Conducting market research is a phenomenal way to learn more about your customers and discover the best use of your marketing dollars. Collecting data about their preferences, habits, demographics, and more can give you insight into parts of your business you may not have a strong breadth of knowledge in.
Once you have created and distributed a survey and received back a sizable number of responses, you can dive into those responses.
What are data points?
The data points are the actual pieces of information from the responses you receive. The number of responses, the demographics by percentage, gender, and actual answers to each question are all data points.
Even taking this a step forward, data points can also include statistical information like average answers. For example, you can calculate the average income of respondents if that is a question you have asked in your survey.

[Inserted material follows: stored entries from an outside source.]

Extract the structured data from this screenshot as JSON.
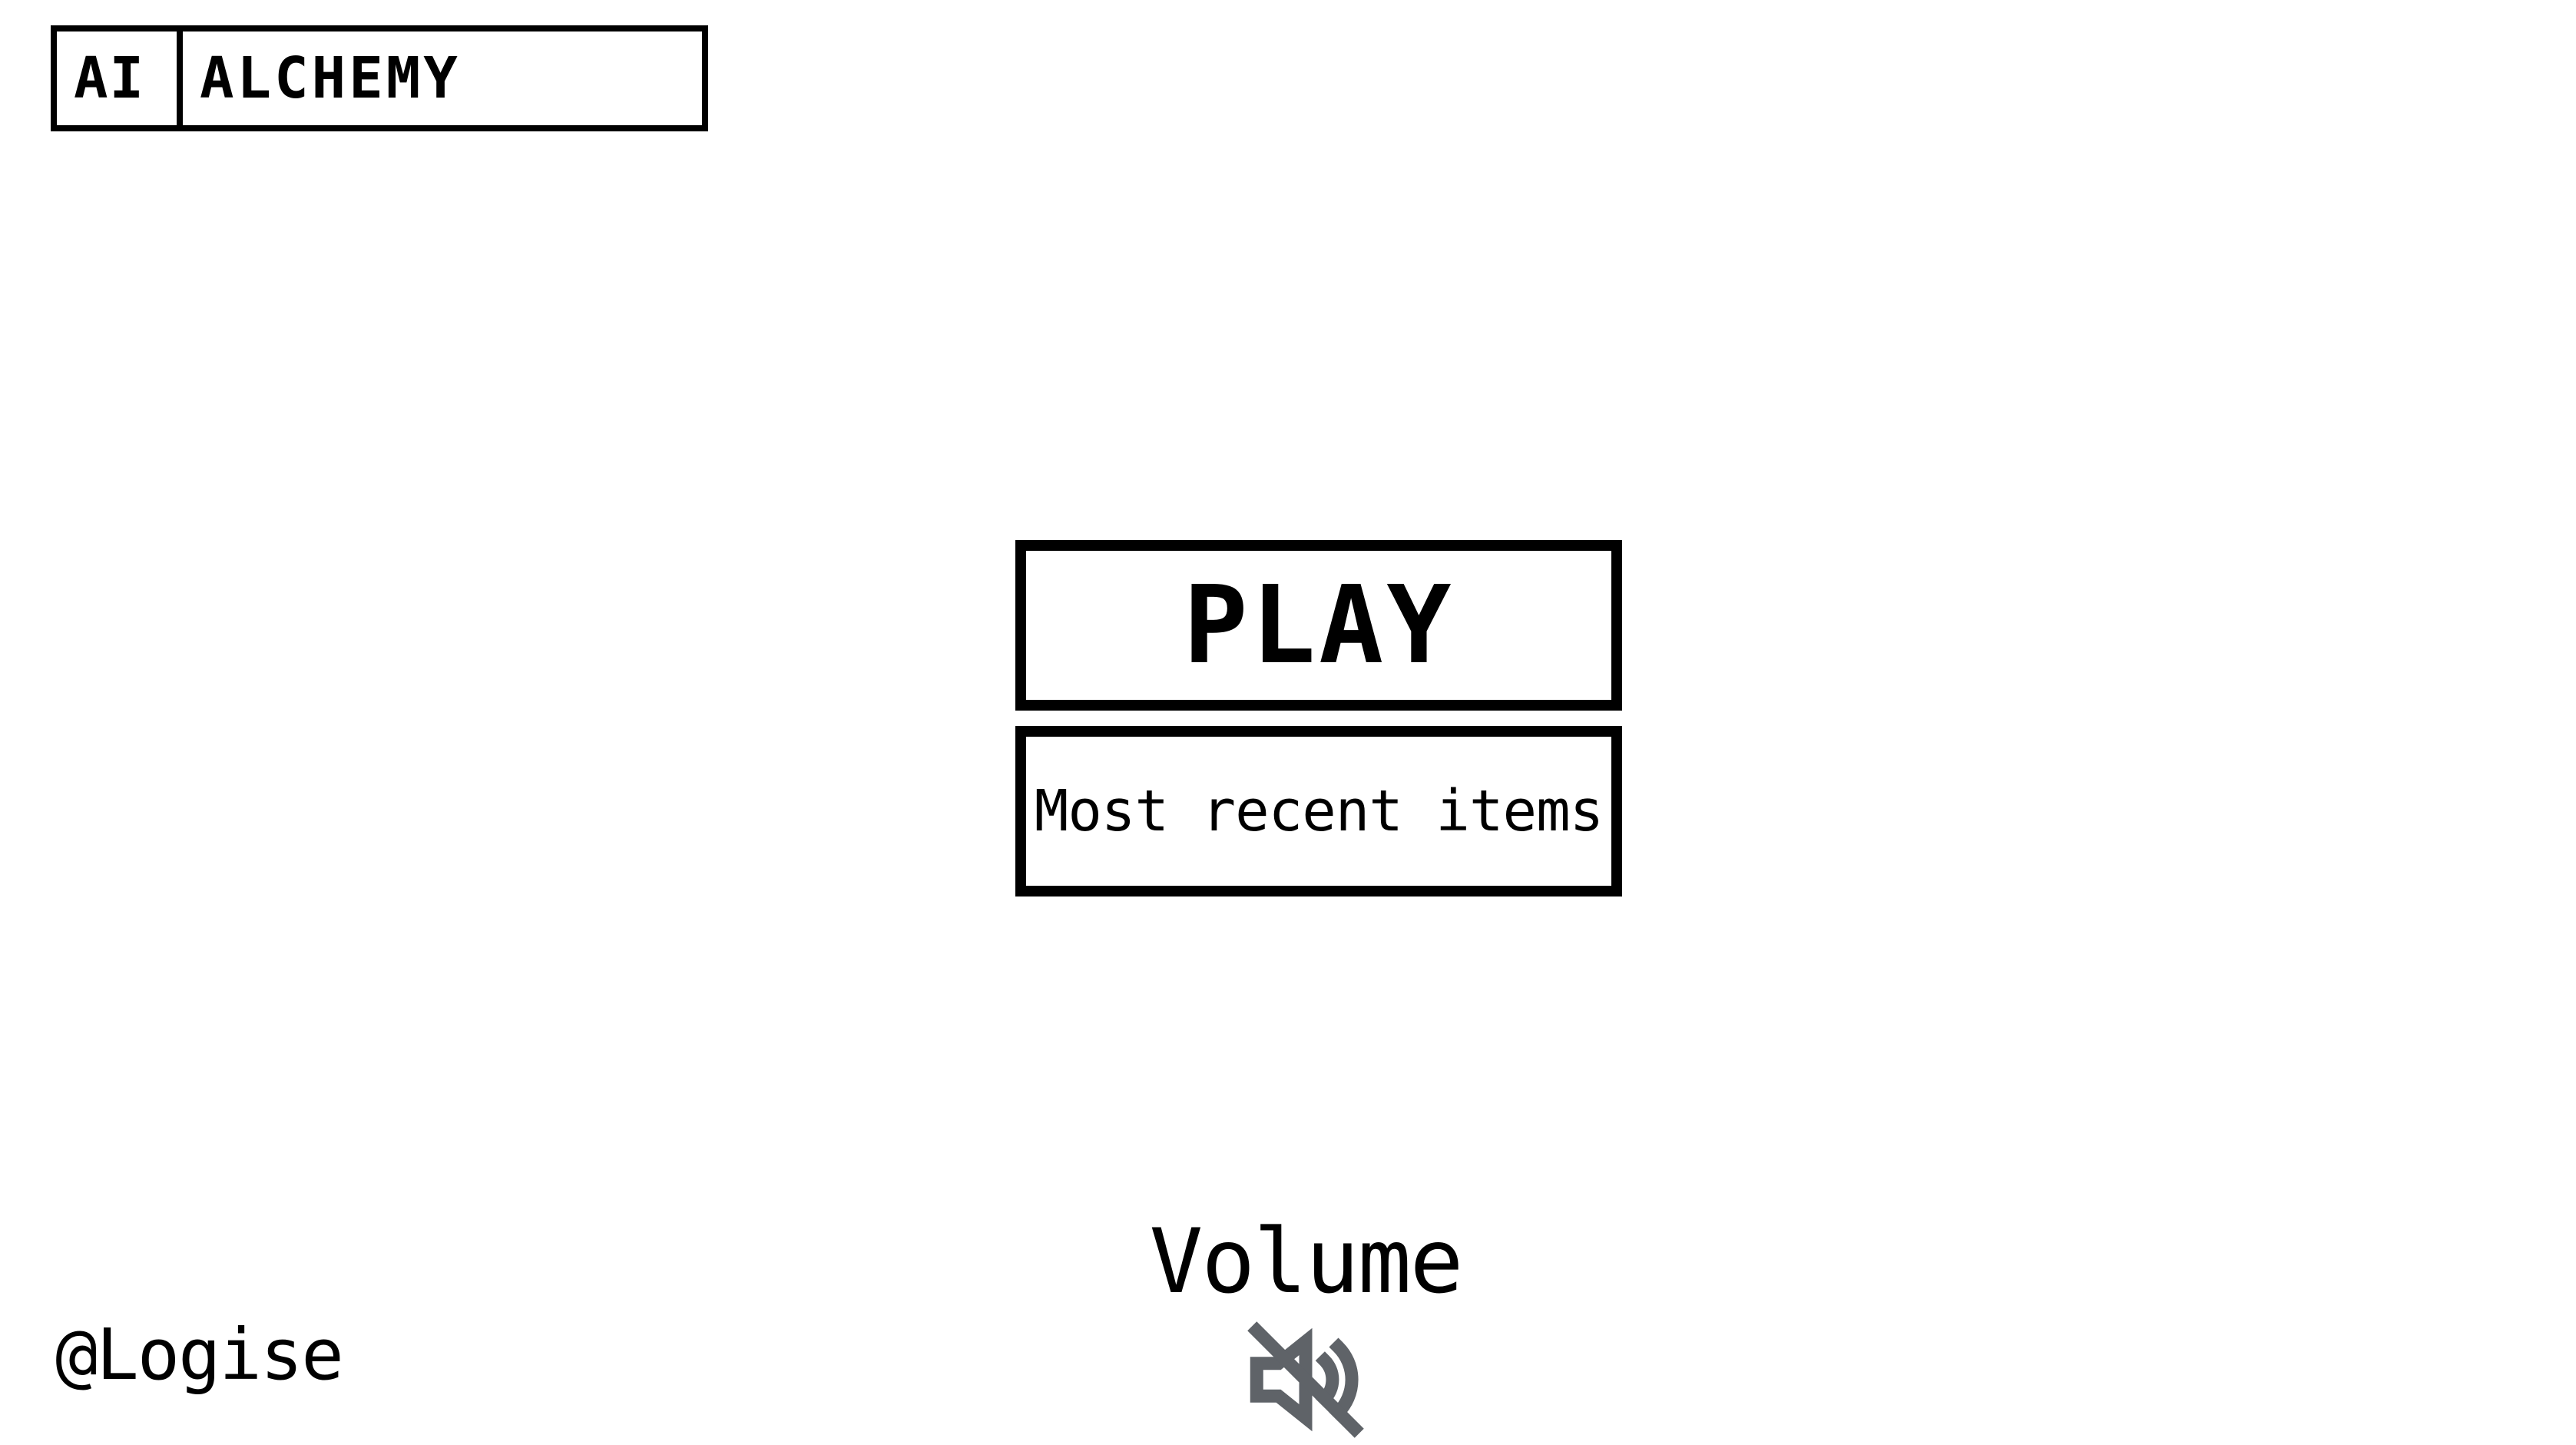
{
  "logo": {
    "short": "AI",
    "long": "ALCHEMY"
  },
  "menu": {
    "play_label": "PLAY",
    "recent_label": "Most recent items"
  },
  "volume": {
    "label": "Volume",
    "icon": "volume-muted-icon",
    "icon_color": "#5f6368"
  },
  "credit": {
    "text": "@Logise"
  }
}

While these data points are important, they aren’t always relevant or valuable. In theory, you have sent your survey to qualified recipients, such as existing customers or in-market buyers, so your demographic information is useful. Still, there is no way to know absolutely whether the information is valid and therefore relevant.

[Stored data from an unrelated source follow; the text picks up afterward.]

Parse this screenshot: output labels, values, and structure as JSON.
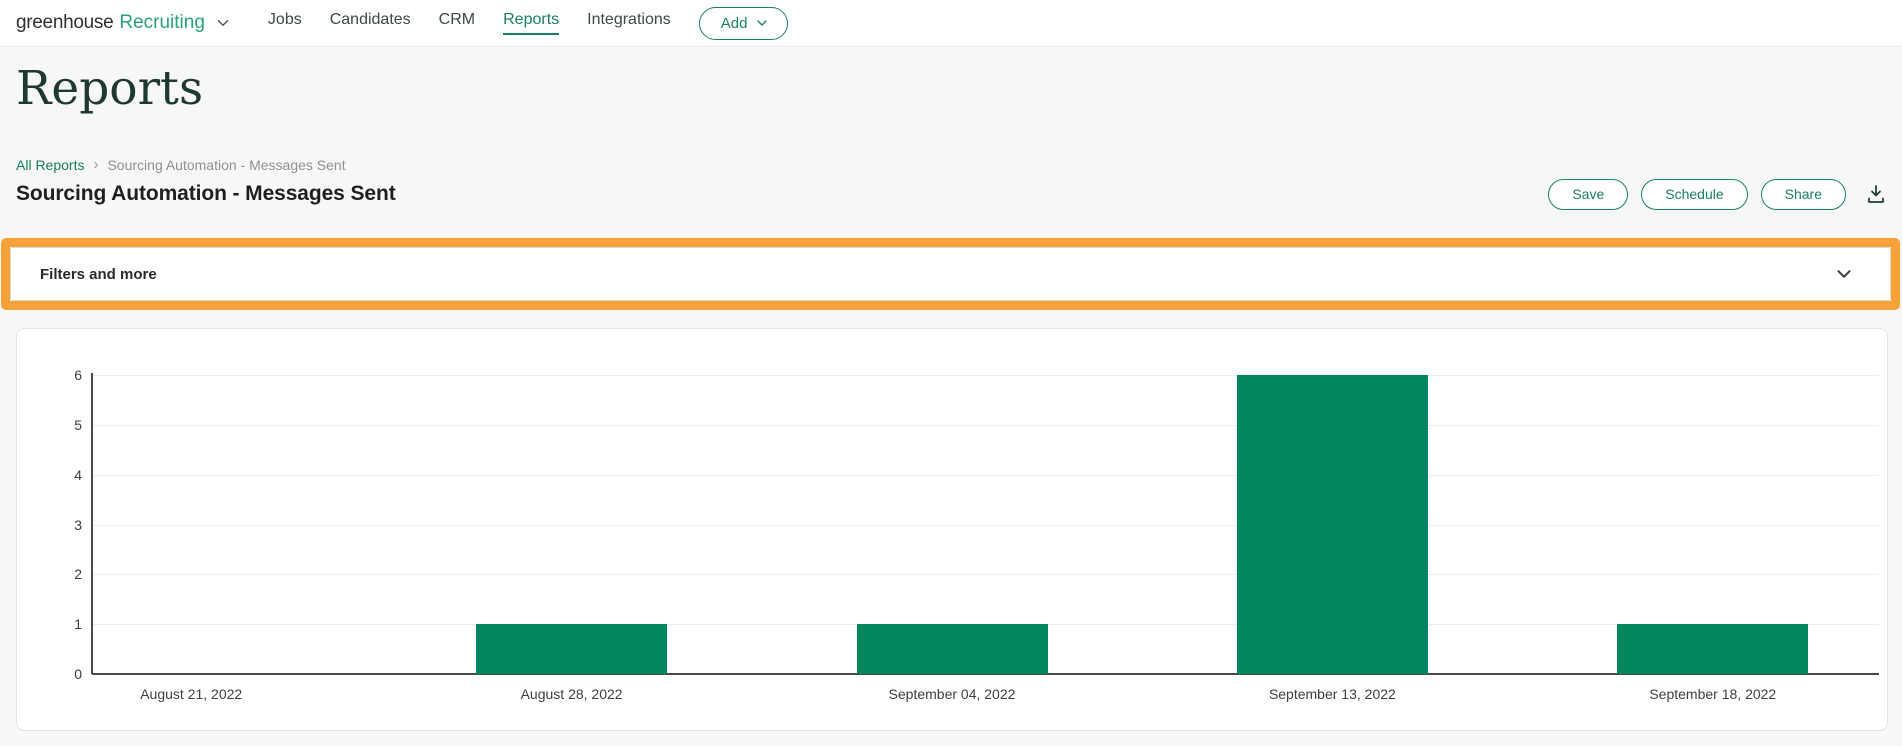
{
  "nav": {
    "logo": {
      "brand": "greenhouse",
      "product": "Recruiting"
    },
    "items": [
      {
        "label": "Jobs",
        "active": false
      },
      {
        "label": "Candidates",
        "active": false
      },
      {
        "label": "CRM",
        "active": false
      },
      {
        "label": "Reports",
        "active": true
      },
      {
        "label": "Integrations",
        "active": false
      }
    ],
    "add_button": {
      "label": "Add"
    }
  },
  "page": {
    "title": "Reports"
  },
  "breadcrumb": {
    "link": "All Reports",
    "separator": "›",
    "current": "Sourcing Automation - Messages Sent"
  },
  "report": {
    "title": "Sourcing Automation - Messages Sent",
    "actions": {
      "save": "Save",
      "schedule": "Schedule",
      "share": "Share"
    }
  },
  "filters": {
    "label": "Filters and more"
  },
  "icons": {
    "logo_dropdown": "chevron-down",
    "add_dropdown": "chevron-down",
    "breadcrumb_separator": "chevron-right",
    "download": "download-tray-arrow",
    "filters_toggle": "chevron-down"
  },
  "colors": {
    "brand_green": "#1a815c",
    "logo_green": "#2aa17c",
    "bar_green": "#00855e",
    "highlight_orange": "#f7a239",
    "heading_green": "#1e3a2e"
  },
  "chart_data": {
    "type": "bar",
    "title": "",
    "xlabel": "",
    "ylabel": "",
    "categories": [
      "August 21, 2022",
      "August 28, 2022",
      "September 04, 2022",
      "September 13, 2022",
      "September 18, 2022"
    ],
    "values": [
      0,
      1,
      1,
      6,
      1
    ],
    "yticks": [
      0,
      1,
      2,
      3,
      4,
      5,
      6
    ],
    "ylim": [
      0,
      6
    ],
    "grid": true,
    "legend": false,
    "bar_color": "#00855e"
  }
}
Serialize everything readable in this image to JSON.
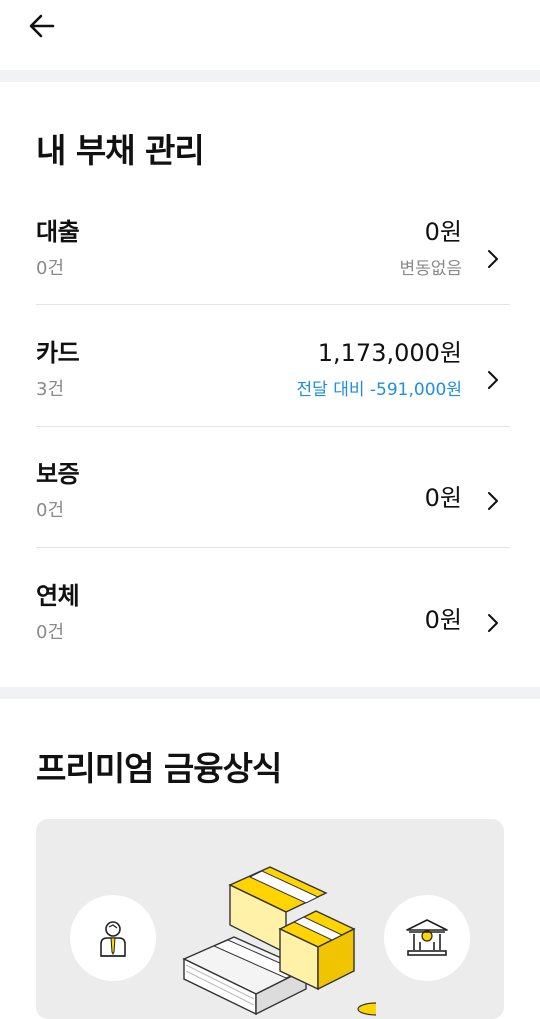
{
  "header": {
    "back_icon": "arrow-left-icon"
  },
  "debt": {
    "title": "내 부채 관리",
    "rows": [
      {
        "label": "대출",
        "count": "0건",
        "amount": "0원",
        "sub": "변동없음"
      },
      {
        "label": "카드",
        "count": "3건",
        "amount": "1,173,000원",
        "sub": "전달 대비 -591,000원"
      },
      {
        "label": "보증",
        "count": "0건",
        "amount": "0원"
      },
      {
        "label": "연체",
        "count": "0건",
        "amount": "0원"
      }
    ]
  },
  "premium": {
    "title": "프리미엄 금융상식"
  },
  "colors": {
    "accent_blue": "#1f8fe0",
    "muted_gray": "#8a8a8a",
    "coin_yellow": "#ffd400",
    "separator": "#f1f2f4"
  }
}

Ultimately, data points can just be described simply as facts.
What are data insights?
Data insights are the meat and potatoes. The data gave you the ingredients you needed to make a meal, and the insights are the finished product.
Data analysis is the second of two major parts (the second being data collection). You must know what the information means and why it matters to your market research.
Ultimately, data analytics “is the process of systematically applying statistical and/or logical techniques to describe and illustrate, condense and recap, and evaluate data”
You can see from your survey that 70% of respondents were women. That’s data.
Let’s look at an example of data analysis:
What you can also see is that women responded much more favorably when asked if they had a pleasant experience with your product, while men generally responded that they were disappointed in the product. This could tell you several things. First, it could show you that marketing towards women will gain you more buyers than marketing directly to men. Additionally, it could tell you that you need to improve or change your product to become more attractive to me (assuming you want to grow that market).
You can do this same type of analysis with any information you receive from the data.
You can certainly conduct a survey as an information grab. Maybe you really just want to know what people think about your product or what your customer demographic is.
I would venture to say, however, that gathering this information is pointless if the knowledge isn’t applied.
Knowing you have a large customer base of women doesn’t do you any good. Knowing you have a large customer base of women despite your marketing being used to target men is good information to have.
Conducting market research is done predominantly to gain information in order to solve a marketing problem. If you are interested in growing your market, changing your product, evaluating your competitors, etc. you will need the data and analysis to come up with a plan to execute.
Wrap it up
Let’s go back to my food analogy.
You have a basic understanding of cooking fundamentals. You are tasked with making a dessert for a potluck. I will give you flour, sugar, butter, vanilla, eggs, baking soda, and a lemon. There are several things you can make with those ingredients. Bread, sugar, lemon squares, pancakes. It’s your job to decide what to make with those ingredients, and how you are going to use each one to reach your goal of creating a dessert.
The same goes for data and insights. You can have a goal in mind for business and have all of the data ready to go, but you need to develop that information into something useful and tangible.
That gives you the opportunity to create something amazing.